昨日の続きです。
長屋の住人たちの暮らしについて書いています。
長屋はプライバシーがないのですが、良いこともあったのです。
江戸は、男性の独身者が多い街でしたが、病気の時などに看病する家族がいなくても、こうした相互扶助が機能していたので暮らしていくことができました。

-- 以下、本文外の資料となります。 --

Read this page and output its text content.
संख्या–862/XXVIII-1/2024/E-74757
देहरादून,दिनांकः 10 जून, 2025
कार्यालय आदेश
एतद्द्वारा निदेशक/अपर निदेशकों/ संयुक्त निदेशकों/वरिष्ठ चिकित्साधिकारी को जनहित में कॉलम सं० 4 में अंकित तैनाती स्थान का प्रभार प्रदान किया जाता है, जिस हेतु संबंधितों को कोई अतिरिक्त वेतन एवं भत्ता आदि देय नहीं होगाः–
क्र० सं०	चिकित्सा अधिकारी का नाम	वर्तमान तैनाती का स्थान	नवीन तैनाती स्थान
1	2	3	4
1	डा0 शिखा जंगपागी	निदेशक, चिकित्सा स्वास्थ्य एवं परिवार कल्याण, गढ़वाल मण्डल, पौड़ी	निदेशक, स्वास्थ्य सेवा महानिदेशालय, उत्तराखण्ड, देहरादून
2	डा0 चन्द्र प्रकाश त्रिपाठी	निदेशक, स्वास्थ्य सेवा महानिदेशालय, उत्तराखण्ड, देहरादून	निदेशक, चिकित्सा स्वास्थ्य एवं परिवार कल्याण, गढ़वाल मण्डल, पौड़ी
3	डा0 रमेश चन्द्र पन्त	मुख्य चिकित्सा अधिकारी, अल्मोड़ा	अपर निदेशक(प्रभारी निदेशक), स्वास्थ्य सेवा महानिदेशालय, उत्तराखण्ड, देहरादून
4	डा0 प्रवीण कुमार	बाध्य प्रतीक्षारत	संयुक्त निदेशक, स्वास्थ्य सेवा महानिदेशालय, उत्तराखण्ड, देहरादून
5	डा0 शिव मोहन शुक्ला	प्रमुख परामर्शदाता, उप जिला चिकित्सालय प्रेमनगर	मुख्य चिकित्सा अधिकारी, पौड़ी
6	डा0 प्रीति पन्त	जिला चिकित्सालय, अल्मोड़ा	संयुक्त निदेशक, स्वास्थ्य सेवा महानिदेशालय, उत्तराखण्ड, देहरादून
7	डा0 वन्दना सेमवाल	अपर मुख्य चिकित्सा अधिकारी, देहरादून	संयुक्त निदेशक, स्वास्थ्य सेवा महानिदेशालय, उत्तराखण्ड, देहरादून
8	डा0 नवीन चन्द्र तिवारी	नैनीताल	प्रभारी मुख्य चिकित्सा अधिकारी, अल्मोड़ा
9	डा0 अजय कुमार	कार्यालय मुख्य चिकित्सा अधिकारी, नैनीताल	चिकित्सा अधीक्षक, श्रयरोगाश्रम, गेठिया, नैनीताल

密度の濃い隣近所の付き合いが長屋の生活を支えていました。
九尺二間の裏長屋での生活はわずか6畳の広さだと紹介しました。
実際はもっと狭いのです。
土間が1畳半ほどを占めるため、実質的な生活空間は4畳半程度にしかなりません。
1人でも大変狭い空間ですが、妻子が同居する場合などはどうなのでしょうか?
現代の感覚からすると、想像できませんが裏店借にとっては、ごく当たり前の住環境なのです。
土間には流しと竈(かまど)が置かれました。
これが台所です。
共用スペースにあった井戸で汲んだ水を運ぶ水桶、水をためておく水がめも置かれていました。
水は柄杓ですくって飲んだり、洗い物や調理などに使用していました。
竈の上には、炊飯用の釜や煮炊きの鍋が置かれましたが、炊事は1日に1回だったのです。
当時は、炊飯のために火を起こすだけでも一仕事ですし、薪などの燃料費もそれなりに負担になるからです。
ですから、3食分を一度に炊きおひつに入れておきました。
長屋の食事は、朝に米を炊いて味噌汁と一緒に食べ、昼はおひつの冷飯で済ませ、夕食も冷飯、お茶漬けにして漬物を添えただけの粗食です。
先ほど、江戸は独身者の男性が多かったと書きましたが、そこは現代と同じで、外食産業が非常に発展していました。
そのため、炊飯は朝だけで済ませることができたのです。
物を置くスペースが限られていましたから、食事用の箸や茶碗は箱の中に入れるようにしていました。
食事の時は箸や茶碗を出した上で、箱をひっくり返しお膳として使用していました。
食器は食べ終わる前に白湯などを注ぎ、きれいに洗うように漬物や箸で汚れを取りそのまま箱に仕舞われました。
炊事の水などもできるだけ節約するのです。
これは箱膳と呼ばれ、食事の時以外は部屋の片隅に置かれていました。
次は居間です。
今は板の間のままでなく、その上に畳を敷くのが普通でした。
畳敷きの居間は4畳半ですが、夜になると、布団などが敷かれて寝室に変わります。
(以前も紹介しましたが、私の大学時代の部屋がまさにこれでした!)
朝には、布団が片隅に片付けられ居間に戻ります。
布団が見えないように高さ90センチほどでL字型の屏風で覆い隠す様工夫がされていました。
この屏風のことを枕屏風といいます。
貧乏長屋ですから、布団なんていうのも薄っぺらいせんべい布団があったら良い方でした。